Handling Time Series Data Beyond 10,000 Points – Chart Options or Custom Approaches?

Hi Losant Team,

I’m working on a dashboard where one of my devices reports attributes every 15 minutes, and I’m attempting to visualize this data over a 180-day period using the Time Series Graph Block. However, I’ve encountered an issue:
“Unable to display graph. Too many points were returned.”

From my understanding, this is caused by the 10,000-point limit per series in the Time Series Graph block. Since our dataset exceeds this limit, and aggregation is not an option for our solution, I have the following questions:

  1. Are there any built-in blocks or charting options that support plotting more than 10,000 time series data points per attribute?
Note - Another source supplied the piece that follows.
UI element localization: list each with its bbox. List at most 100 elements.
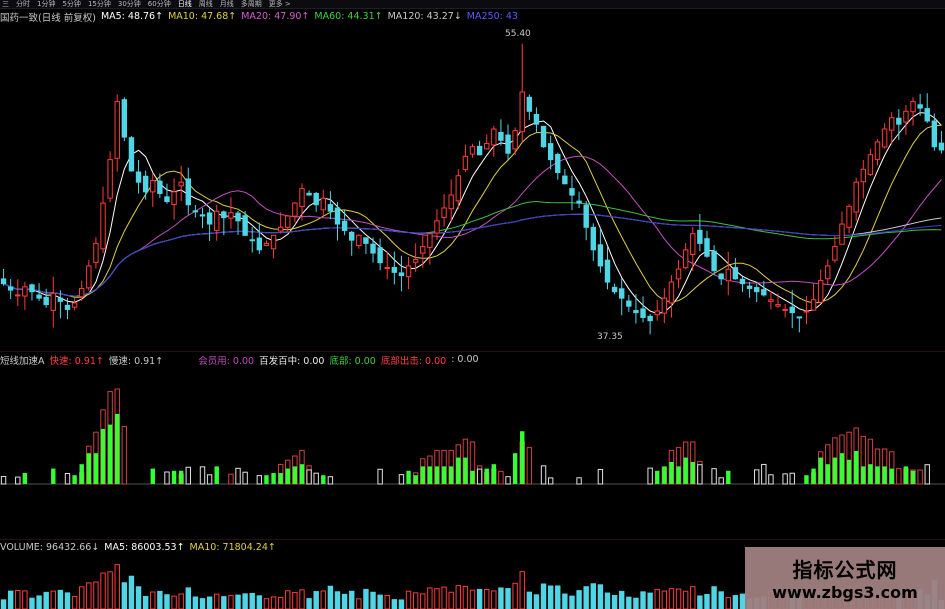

  2. Is it possible to create a custom chart (e.g., using Custom HTML blocks or Experience Pages) that can fetch and render more than 10,000 points?

  3. What strategies do you recommend for visualizing high-volume time series data from devices, especially when preserving raw resolution over long time spans is important?

I’m open to using workflows, Experience Endpoints, or external integrations if necessary. I’d greatly appreciate your recommendations on how best to handle this, both within and outside of the dashboard environment.

Thank you in advance for your assistance!

You could use a Custom HTML Block that makes a request to an experience endpoint using the Fetch API. We have an example of this in our documentation.

That said, I can’t make any guarantees about the in-browser performance of the chart you end up creating, as we’re talking over 17,000 data points if you are graphing 180 for a single device that reports every 15 minutes. The reasons we recommend aggregating data for visualization within a dashboard block are …

  • Performance of graphing libraries given a large amount of data, which becomes a bigger issue the more blocks you have on your dashboard
  • End-user consumption of that data, in that this may be an overload of information to the user when all they want may be, for example, the maximum value in a given range - after which they can drill down for more detailed information.
  • Pixel density. Even if your graph is 3,000 pixels wide, that’s more than 4 data points per screen pixel, which would not allow for direct selection / observation of 75% of the data you are returning in the graph.